I think the best way to change form, (assuming that it is even possible to do so at all) is to change the strength and effectiveness of the specific muscles. Hill running is easily the best method for this. It will increase knee drive and naturally allows one to get used to running with your foot strike being under you center of gravity and usually not on your heel (similar to what "crazy barefoot man" most likely espouses).
To what extent do you think performance enhancing drugs are used by elite distance runners?
JW: I think there are folks out there that cheat. But they are doing so less and less and not at the big races. The major races, Chicago, London, Boston and New York, etc really test. They do not just do lip service. The lesser ones, that pay a lot less, often to do not. (Testing is a major pain). On the track, the major championships is where you see the differences. You rarely see anymore that the best performer throughout the season is not in the hunt at the major championships in the 1500 and up. This did not used to be the case.
So I think things are OK and I hope getting better.
I do think the top Americans are clean.
What is your training like right now? Which dates are circled on your calendar?
JW: My training is pretty weak right now. I run about 35 miles a week with usually a fartlek (4 miles of 45 fast/45 cruise) and an interval session (3 x 1600 w/ 1 min, rest 5 mins, 2 x 1000 w/ 3 mins OR 8 x 400 w/ 400 jog) of some sort. I hope I can get a little better training done in '06, but we will see.
The only racing dates on my calendar are ones that pop up when I don't have weekend coaching conflicts. So right now, I have no dates circled.
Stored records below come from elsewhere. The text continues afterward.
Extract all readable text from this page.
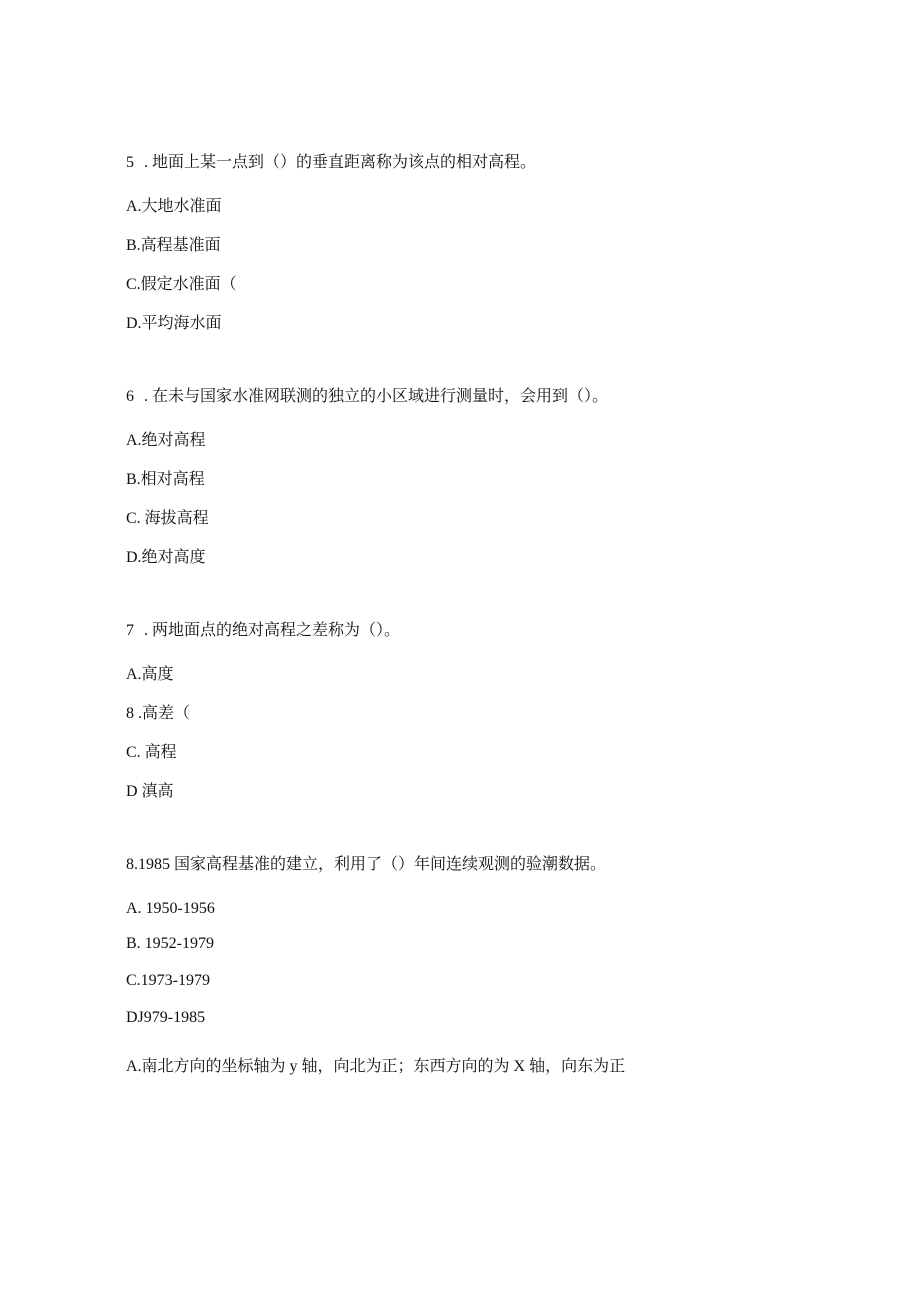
5 . 地面上某一点到（）的垂直距离称为该点的相对高程。
A.大地水准面
B.高程基准面
C.假定水准面（
D.平均海水面
6 . 在未与国家水准网联测的独立的小区域进行测量时，会用到（）。
A.绝对高程
B.相对高程
C. 海拔高程
D.绝对高度
7 . 两地面点的绝对高程之差称为（）。
A.高度
8 .高差（
C. 高程
D 滇高
8.1985 国家高程基准的建立，利用了（）年间连续观测的验潮数据。
A. 1950-1956
B. 1952-1979
C.1973-1979
DJ979-1985
A.南北方向的坐标轴为 y 轴，向北为正；东西方向的为 X 轴，向东为正
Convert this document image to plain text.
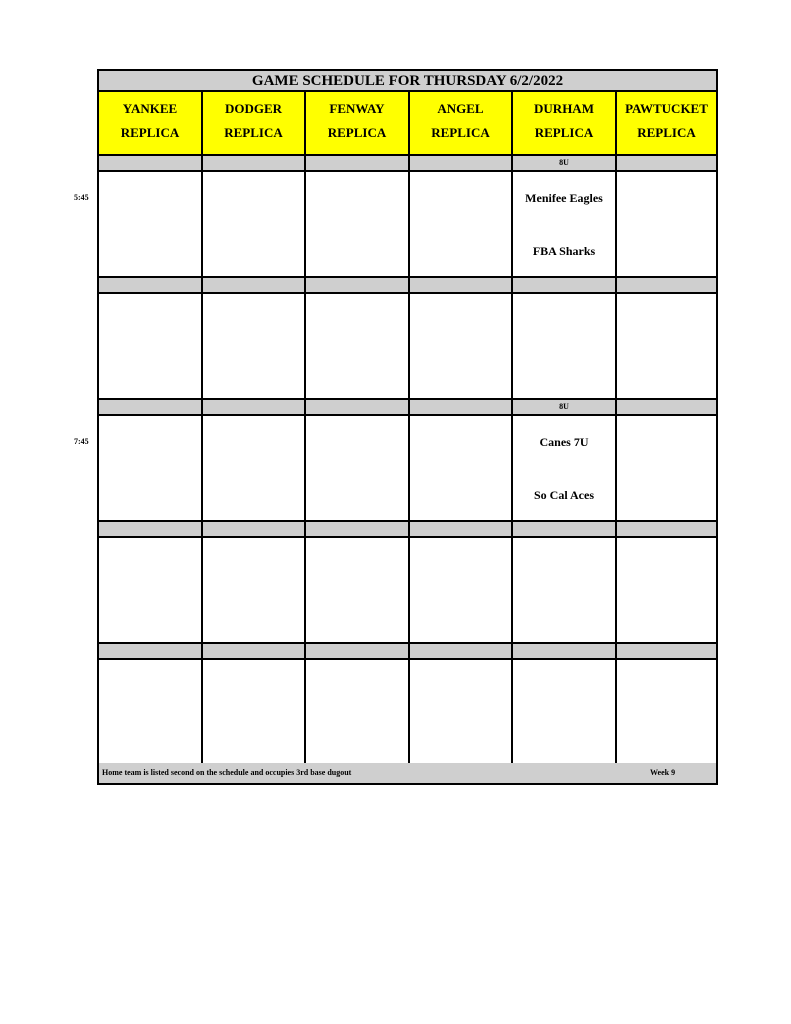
GAME SCHEDULE FOR THURSDAY 6/2/2022
YANKEE
REPLICA
DODGER
REPLICA
FENWAY
REPLICA
ANGEL
REPLICA
DURHAM
REPLICA
PAWTUCKET
REPLICA
8U
Menifee Eagles
FBA Sharks
8U
Canes 7U
So Cal Aces
Home team is listed second on the schedule and occupies 3rd base dugout	Week 9
5:45
7:45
What workout(s) do you think would be most beneficial for a mid-pack marathoner who wants to improve his/her marathon time?
JW: Here is one workout worth a try:
Get on an out an back course and jog out 8-10 miles. Turn around and run back the same course and gradually pick up the pace. You should try and finish comfortably (pace wise) at or under goal marathon pace. This would count as the long run.
Other than that, the best thing is to make sure that regular intervals (8 x 1000 for example) along with a medium long run (1:30) are done quite often in training.
What advice would you give a novice marathoner preparing for this year's Houston Marathon, given that essentially all his/her training is behind him/her?
JW: The half way point is 20 miles. Figure out goal pace prior to the race and run it (no faster-no matter what) until at least 20 miles. Then and only then can you think about changing pace.
Thanks again do Coach Warren for his thoughful answers, and he didn't even seem to mind that I tried to sneak a sixth question into my five question interview.